Cher Stéphane, votre film "Je suis mort..." a été une véritable ré-jouissance ! Je l'ai vu samedi soir aux Cinq Caumartin, à Saint-Lazare, Paris. On se tordait, pour la plupart, la salle n'était pas comble, loin de là, mais les gens qui avaient fait le pas ne s'étaient pas trompés de film.

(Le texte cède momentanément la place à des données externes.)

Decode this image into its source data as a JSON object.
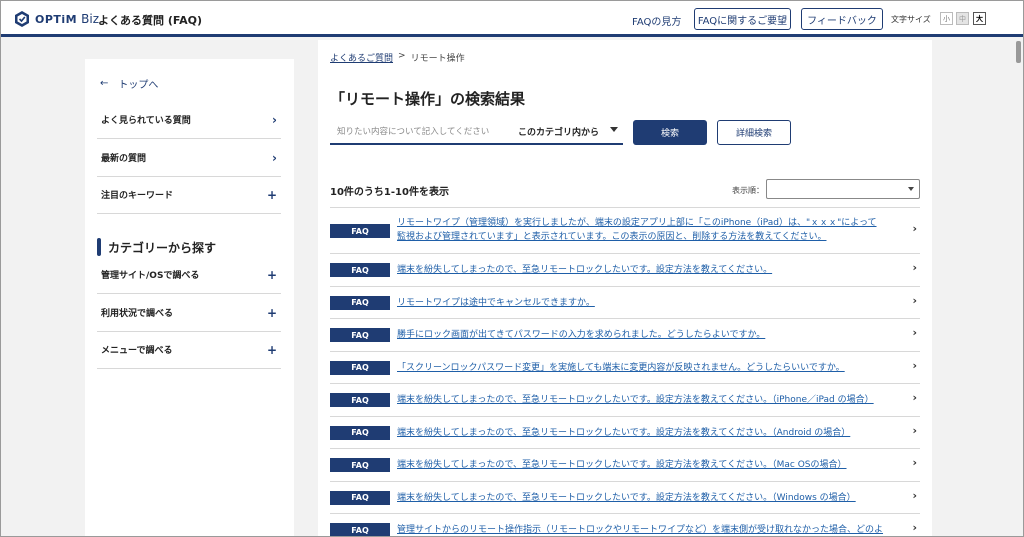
{
  "header": {
    "logo_text": "OPTiM",
    "logo_biz": "Biz",
    "site_title": "よくある質問 (FAQ)",
    "nav_link": "FAQの見方",
    "request_button": "FAQに関するご要望",
    "feedback_button": "フィードバック",
    "font_size_label": "文字サイズ",
    "font_size_small": "小",
    "font_size_mid": "中",
    "font_size_large": "大",
    "accent_color": "#1f3c73"
  },
  "sidebar": {
    "back_label": "トップへ",
    "items": [
      {
        "label": "よく見られている質問",
        "mark": "›"
      },
      {
        "label": "最新の質問",
        "mark": "›"
      },
      {
        "label": "注目のキーワード",
        "mark": "+"
      }
    ],
    "category_heading": "カテゴリーから探す",
    "category_items": [
      {
        "label": "管理サイト/OSで調べる",
        "mark": "+"
      },
      {
        "label": "利用状況で調べる",
        "mark": "+"
      },
      {
        "label": "メニューで調べる",
        "mark": "+"
      }
    ]
  },
  "main": {
    "breadcrumb": {
      "home": "よくあるご質問",
      "sep": ">",
      "current": "リモート操作"
    },
    "title": "「リモート操作」の検索結果",
    "search": {
      "placeholder": "知りたい内容について記入してください",
      "value": ""
    },
    "category_select": "このカテゴリ内から",
    "search_button": "検索",
    "advanced_button": "詳細検索",
    "result_count": "10件のうち1-10件を表示",
    "sort_label": "表示順：",
    "sort_value": "",
    "badge": "FAQ",
    "results": [
      {
        "line1": "リモートワイプ（管理領域）を実行しましたが、端末の設定アプリ上部に「このiPhone（iPad）は、\"ｘｘｘ\"によって",
        "line2": "監視および管理されています」と表示されています。この表示の原因と、削除する方法を教えてください。"
      },
      {
        "line1": "端末を紛失してしまったので、至急リモートロックしたいです。設定方法を教えてください。"
      },
      {
        "line1": "リモートワイプは途中でキャンセルできますか。"
      },
      {
        "line1": "勝手にロック画面が出てきてパスワードの入力を求められました。どうしたらよいですか。"
      },
      {
        "line1": "「スクリーンロックパスワード変更」を実施しても端末に変更内容が反映されません。どうしたらいいですか。"
      },
      {
        "line1": "端末を紛失してしまったので、至急リモートロックしたいです。設定方法を教えてください。（iPhone／iPad の場合）"
      },
      {
        "line1": "端末を紛失してしまったので、至急リモートロックしたいです。設定方法を教えてください。（Android の場合）"
      },
      {
        "line1": "端末を紛失してしまったので、至急リモートロックしたいです。設定方法を教えてください。（Mac OSの場合）"
      },
      {
        "line1": "端末を紛失してしまったので、至急リモートロックしたいです。設定方法を教えてください。（Windows の場合）"
      },
      {
        "line1": "管理サイトからのリモート操作指示（リモートロックやリモートワイプなど）を端末側が受け取れなかった場合、どのよ"
      }
    ]
  }
}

J'aimerais comprendre pourquoi vous n'avez pas atteint de plus grandes salles. C'est scandaleux, probablement l'univers et le rire que vous proposez ne sont pas assez bourgeois. Voyez-vous, je comprends très bien la réussite d'Intouchables, de Qu'est-ce qu'on a fait au bon dieu, de Rien à déclarer ou de Bienvenu chez les chtis, c'est gras, ça me désole mais je comprends les millions d'entrée, ça ne m'étonne point. Cependant, je ne saisis pas l'invisibilité de votre film. Un road-movie de la Belgique au nord québécois, farcesque et rock'n'roll, de quoi voyager encore des jours et des nuits après, chez les Innus, je ne suis pas encore revenu de cette contrée fabuleuse.

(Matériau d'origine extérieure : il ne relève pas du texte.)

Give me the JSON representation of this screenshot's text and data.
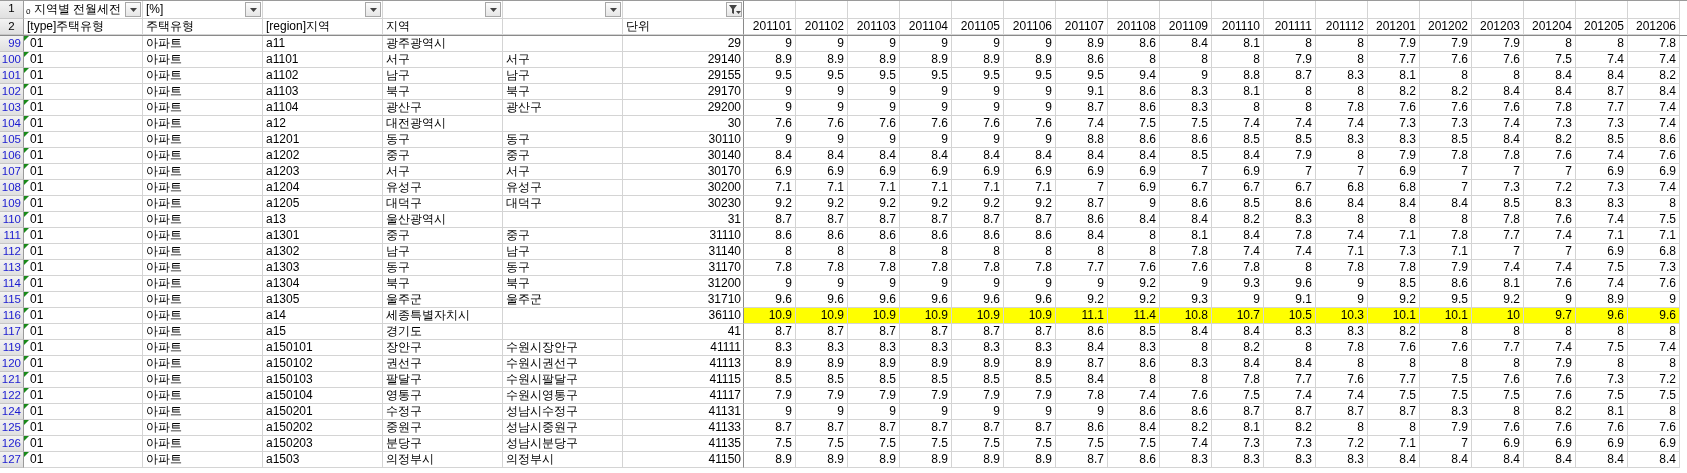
{
  "title_row": {
    "row_number": "1",
    "title": "ₒ 지역별 전월세전",
    "unit_note": "[%]",
    "filters": [
      {
        "active": false
      },
      {
        "active": false
      },
      {
        "active": false
      },
      {
        "active": false
      },
      {
        "active": false
      },
      {
        "active": true
      }
    ]
  },
  "header_row": {
    "row_number": "2",
    "type_code": "[type]주택유형",
    "type": "주택유형",
    "region_code": "[region]지역",
    "region": "지역",
    "unit": "단위",
    "months": [
      "201101",
      "201102",
      "201103",
      "201104",
      "201105",
      "201106",
      "201107",
      "201108",
      "201109",
      "201110",
      "201111",
      "201112",
      "201201",
      "201202",
      "201203",
      "201204",
      "201205",
      "201206"
    ]
  },
  "rows": [
    {
      "row_number": "99",
      "type_code": "01",
      "type": "아파트",
      "code": "a11",
      "region": "광주광역시",
      "unit": "29",
      "highlighted": false,
      "values": [
        "9",
        "9",
        "9",
        "9",
        "9",
        "9",
        "8.9",
        "8.6",
        "8.4",
        "8.1",
        "8",
        "8",
        "7.9",
        "7.9",
        "7.9",
        "8",
        "8",
        "7.8"
      ]
    },
    {
      "row_number": "100",
      "type_code": "01",
      "type": "아파트",
      "code": "a1101",
      "region": "서구",
      "region_full": "서구",
      "unit": "29140",
      "highlighted": false,
      "values": [
        "8.9",
        "8.9",
        "8.9",
        "8.9",
        "8.9",
        "8.9",
        "8.6",
        "8",
        "8",
        "8",
        "7.9",
        "8",
        "7.7",
        "7.6",
        "7.6",
        "7.5",
        "7.4",
        "7.4"
      ]
    },
    {
      "row_number": "101",
      "type_code": "01",
      "type": "아파트",
      "code": "a1102",
      "region": "남구",
      "region_full": "남구",
      "unit": "29155",
      "highlighted": false,
      "values": [
        "9.5",
        "9.5",
        "9.5",
        "9.5",
        "9.5",
        "9.5",
        "9.5",
        "9.4",
        "9",
        "8.8",
        "8.7",
        "8.3",
        "8.1",
        "8",
        "8",
        "8.4",
        "8.4",
        "8.2"
      ]
    },
    {
      "row_number": "102",
      "type_code": "01",
      "type": "아파트",
      "code": "a1103",
      "region": "북구",
      "region_full": "북구",
      "unit": "29170",
      "highlighted": false,
      "values": [
        "9",
        "9",
        "9",
        "9",
        "9",
        "9",
        "9.1",
        "8.6",
        "8.3",
        "8.1",
        "8",
        "8",
        "8.2",
        "8.2",
        "8.4",
        "8.4",
        "8.7",
        "8.4"
      ]
    },
    {
      "row_number": "103",
      "type_code": "01",
      "type": "아파트",
      "code": "a1104",
      "region": "광산구",
      "region_full": "광산구",
      "unit": "29200",
      "highlighted": false,
      "values": [
        "9",
        "9",
        "9",
        "9",
        "9",
        "9",
        "8.7",
        "8.6",
        "8.3",
        "8",
        "8",
        "7.8",
        "7.6",
        "7.6",
        "7.6",
        "7.8",
        "7.7",
        "7.4"
      ]
    },
    {
      "row_number": "104",
      "type_code": "01",
      "type": "아파트",
      "code": "a12",
      "region": "대전광역시",
      "unit": "30",
      "highlighted": false,
      "values": [
        "7.6",
        "7.6",
        "7.6",
        "7.6",
        "7.6",
        "7.6",
        "7.4",
        "7.5",
        "7.5",
        "7.4",
        "7.4",
        "7.4",
        "7.3",
        "7.3",
        "7.4",
        "7.3",
        "7.3",
        "7.4"
      ]
    },
    {
      "row_number": "105",
      "type_code": "01",
      "type": "아파트",
      "code": "a1201",
      "region": "동구",
      "region_full": "동구",
      "unit": "30110",
      "highlighted": false,
      "values": [
        "9",
        "9",
        "9",
        "9",
        "9",
        "9",
        "8.8",
        "8.6",
        "8.6",
        "8.5",
        "8.5",
        "8.3",
        "8.3",
        "8.5",
        "8.4",
        "8.2",
        "8.5",
        "8.6"
      ]
    },
    {
      "row_number": "106",
      "type_code": "01",
      "type": "아파트",
      "code": "a1202",
      "region": "중구",
      "region_full": "중구",
      "unit": "30140",
      "highlighted": false,
      "values": [
        "8.4",
        "8.4",
        "8.4",
        "8.4",
        "8.4",
        "8.4",
        "8.4",
        "8.4",
        "8.5",
        "8.4",
        "7.9",
        "8",
        "7.9",
        "7.8",
        "7.8",
        "7.6",
        "7.4",
        "7.6"
      ]
    },
    {
      "row_number": "107",
      "type_code": "01",
      "type": "아파트",
      "code": "a1203",
      "region": "서구",
      "region_full": "서구",
      "unit": "30170",
      "highlighted": false,
      "values": [
        "6.9",
        "6.9",
        "6.9",
        "6.9",
        "6.9",
        "6.9",
        "6.9",
        "6.9",
        "7",
        "6.9",
        "7",
        "7",
        "6.9",
        "7",
        "7",
        "7",
        "6.9",
        "6.9"
      ]
    },
    {
      "row_number": "108",
      "type_code": "01",
      "type": "아파트",
      "code": "a1204",
      "region": "유성구",
      "region_full": "유성구",
      "unit": "30200",
      "highlighted": false,
      "values": [
        "7.1",
        "7.1",
        "7.1",
        "7.1",
        "7.1",
        "7.1",
        "7",
        "6.9",
        "6.7",
        "6.7",
        "6.7",
        "6.8",
        "6.8",
        "7",
        "7.3",
        "7.2",
        "7.3",
        "7.4"
      ]
    },
    {
      "row_number": "109",
      "type_code": "01",
      "type": "아파트",
      "code": "a1205",
      "region": "대덕구",
      "region_full": "대덕구",
      "unit": "30230",
      "highlighted": false,
      "values": [
        "9.2",
        "9.2",
        "9.2",
        "9.2",
        "9.2",
        "9.2",
        "8.7",
        "9",
        "8.6",
        "8.5",
        "8.6",
        "8.4",
        "8.4",
        "8.4",
        "8.5",
        "8.3",
        "8.3",
        "8"
      ]
    },
    {
      "row_number": "110",
      "type_code": "01",
      "type": "아파트",
      "code": "a13",
      "region": "울산광역시",
      "unit": "31",
      "highlighted": false,
      "values": [
        "8.7",
        "8.7",
        "8.7",
        "8.7",
        "8.7",
        "8.7",
        "8.6",
        "8.4",
        "8.4",
        "8.2",
        "8.3",
        "8",
        "8",
        "8",
        "7.8",
        "7.6",
        "7.4",
        "7.5"
      ]
    },
    {
      "row_number": "111",
      "type_code": "01",
      "type": "아파트",
      "code": "a1301",
      "region": "중구",
      "region_full": "중구",
      "unit": "31110",
      "highlighted": false,
      "values": [
        "8.6",
        "8.6",
        "8.6",
        "8.6",
        "8.6",
        "8.6",
        "8.4",
        "8",
        "8.1",
        "8.4",
        "7.8",
        "7.4",
        "7.1",
        "7.8",
        "7.7",
        "7.4",
        "7.1",
        "7.1"
      ]
    },
    {
      "row_number": "112",
      "type_code": "01",
      "type": "아파트",
      "code": "a1302",
      "region": "남구",
      "region_full": "남구",
      "unit": "31140",
      "highlighted": false,
      "values": [
        "8",
        "8",
        "8",
        "8",
        "8",
        "8",
        "8",
        "8",
        "7.8",
        "7.4",
        "7.4",
        "7.1",
        "7.3",
        "7.1",
        "7",
        "7",
        "6.9",
        "6.8"
      ]
    },
    {
      "row_number": "113",
      "type_code": "01",
      "type": "아파트",
      "code": "a1303",
      "region": "동구",
      "region_full": "동구",
      "unit": "31170",
      "highlighted": false,
      "values": [
        "7.8",
        "7.8",
        "7.8",
        "7.8",
        "7.8",
        "7.8",
        "7.7",
        "7.6",
        "7.6",
        "7.8",
        "8",
        "7.8",
        "7.8",
        "7.9",
        "7.4",
        "7.4",
        "7.5",
        "7.3"
      ]
    },
    {
      "row_number": "114",
      "type_code": "01",
      "type": "아파트",
      "code": "a1304",
      "region": "북구",
      "region_full": "북구",
      "unit": "31200",
      "highlighted": false,
      "values": [
        "9",
        "9",
        "9",
        "9",
        "9",
        "9",
        "9",
        "9.2",
        "9",
        "9.3",
        "9.6",
        "9",
        "8.5",
        "8.6",
        "8.1",
        "7.6",
        "7.4",
        "7.6"
      ]
    },
    {
      "row_number": "115",
      "type_code": "01",
      "type": "아파트",
      "code": "a1305",
      "region": "울주군",
      "region_full": "울주군",
      "unit": "31710",
      "highlighted": false,
      "values": [
        "9.6",
        "9.6",
        "9.6",
        "9.6",
        "9.6",
        "9.6",
        "9.2",
        "9.2",
        "9.3",
        "9",
        "9.1",
        "9",
        "9.2",
        "9.5",
        "9.2",
        "9",
        "8.9",
        "9"
      ]
    },
    {
      "row_number": "116",
      "type_code": "01",
      "type": "아파트",
      "code": "a14",
      "region": "세종특별자치시",
      "unit": "36110",
      "highlighted": true,
      "values": [
        "10.9",
        "10.9",
        "10.9",
        "10.9",
        "10.9",
        "10.9",
        "11.1",
        "11.4",
        "10.8",
        "10.7",
        "10.5",
        "10.3",
        "10.1",
        "10.1",
        "10",
        "9.7",
        "9.6",
        "9.6"
      ]
    },
    {
      "row_number": "117",
      "type_code": "01",
      "type": "아파트",
      "code": "a15",
      "region": "경기도",
      "unit": "41",
      "highlighted": false,
      "values": [
        "8.7",
        "8.7",
        "8.7",
        "8.7",
        "8.7",
        "8.7",
        "8.6",
        "8.5",
        "8.4",
        "8.4",
        "8.3",
        "8.3",
        "8.2",
        "8",
        "8",
        "8",
        "8",
        "8"
      ]
    },
    {
      "row_number": "119",
      "type_code": "01",
      "type": "아파트",
      "code": "a150101",
      "region": "장안구",
      "region_full": "수원시장안구",
      "unit": "41111",
      "highlighted": false,
      "values": [
        "8.3",
        "8.3",
        "8.3",
        "8.3",
        "8.3",
        "8.3",
        "8.4",
        "8.3",
        "8",
        "8.2",
        "8",
        "7.8",
        "7.6",
        "7.6",
        "7.7",
        "7.4",
        "7.5",
        "7.4"
      ]
    },
    {
      "row_number": "120",
      "type_code": "01",
      "type": "아파트",
      "code": "a150102",
      "region": "권선구",
      "region_full": "수원시권선구",
      "unit": "41113",
      "highlighted": false,
      "values": [
        "8.9",
        "8.9",
        "8.9",
        "8.9",
        "8.9",
        "8.9",
        "8.7",
        "8.6",
        "8.3",
        "8.4",
        "8.4",
        "8",
        "8",
        "8",
        "8",
        "7.9",
        "8",
        "8"
      ]
    },
    {
      "row_number": "121",
      "type_code": "01",
      "type": "아파트",
      "code": "a150103",
      "region": "팔달구",
      "region_full": "수원시팔달구",
      "unit": "41115",
      "highlighted": false,
      "values": [
        "8.5",
        "8.5",
        "8.5",
        "8.5",
        "8.5",
        "8.5",
        "8.4",
        "8",
        "8",
        "7.8",
        "7.7",
        "7.6",
        "7.7",
        "7.5",
        "7.6",
        "7.6",
        "7.3",
        "7.2"
      ]
    },
    {
      "row_number": "122",
      "type_code": "01",
      "type": "아파트",
      "code": "a150104",
      "region": "영통구",
      "region_full": "수원시영통구",
      "unit": "41117",
      "highlighted": false,
      "values": [
        "7.9",
        "7.9",
        "7.9",
        "7.9",
        "7.9",
        "7.9",
        "7.8",
        "7.4",
        "7.6",
        "7.5",
        "7.4",
        "7.4",
        "7.5",
        "7.5",
        "7.5",
        "7.6",
        "7.5",
        "7.5"
      ]
    },
    {
      "row_number": "124",
      "type_code": "01",
      "type": "아파트",
      "code": "a150201",
      "region": "수정구",
      "region_full": "성남시수정구",
      "unit": "41131",
      "highlighted": false,
      "values": [
        "9",
        "9",
        "9",
        "9",
        "9",
        "9",
        "9",
        "8.6",
        "8.6",
        "8.7",
        "8.7",
        "8.7",
        "8.7",
        "8.3",
        "8",
        "8.2",
        "8.1",
        "8"
      ]
    },
    {
      "row_number": "125",
      "type_code": "01",
      "type": "아파트",
      "code": "a150202",
      "region": "중원구",
      "region_full": "성남시중원구",
      "unit": "41133",
      "highlighted": false,
      "values": [
        "8.7",
        "8.7",
        "8.7",
        "8.7",
        "8.7",
        "8.7",
        "8.6",
        "8.4",
        "8.2",
        "8.1",
        "8.2",
        "8",
        "8",
        "7.9",
        "7.6",
        "7.6",
        "7.6",
        "7.6"
      ]
    },
    {
      "row_number": "126",
      "type_code": "01",
      "type": "아파트",
      "code": "a150203",
      "region": "분당구",
      "region_full": "성남시분당구",
      "unit": "41135",
      "highlighted": false,
      "values": [
        "7.5",
        "7.5",
        "7.5",
        "7.5",
        "7.5",
        "7.5",
        "7.5",
        "7.5",
        "7.4",
        "7.3",
        "7.3",
        "7.2",
        "7.1",
        "7",
        "6.9",
        "6.9",
        "6.9",
        "6.9"
      ]
    },
    {
      "row_number": "127",
      "type_code": "01",
      "type": "아파트",
      "code": "a1503",
      "region": "의정부시",
      "region_full": "의정부시",
      "unit": "41150",
      "highlighted": false,
      "values": [
        "8.9",
        "8.9",
        "8.9",
        "8.9",
        "8.9",
        "8.9",
        "8.7",
        "8.6",
        "8.3",
        "8.3",
        "8.3",
        "8.3",
        "8.4",
        "8.4",
        "8.4",
        "8.4",
        "8.4",
        "8.4"
      ]
    }
  ]
}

Ce qu'il y a de remarquable, c'est de ne point tomber dans le bon sentiment, dans la bondieuseurie sans dieu contemporaine. Chaque fois, vos personnages passent de l'exécration au "je m'en foutisme", du rejet à l'embrassement sans bornes du tout-venant, vous avez totalement compris que le heurt était l'énergie et que la vie était, dans la mesure du possible, à vivre ainsi, dans l'embarquement. Je viens probablement de dire n'importe quoi. Ah, oui, au fait, l'entêtement de l'aviateur et de celui qui finit avec Marie-Soleil, pris dans le dévalement effrayé de l'aérophobe, c'est sublime. Les photographies du nord ainsi que celles du cheminement méandreux du train, époustouflantes. Et "fais voir si Marie-Soleil et soleil ça rime bien", anthologique.
Ne pas arriver à L.A. était le plus beau cadeau que vous puissiez nous faire. C'est en quelque sorte un joli pied-de-nez au cinéma mainstream, je le prends comme ça.
Encore bravo, merci, et très bonne continuation.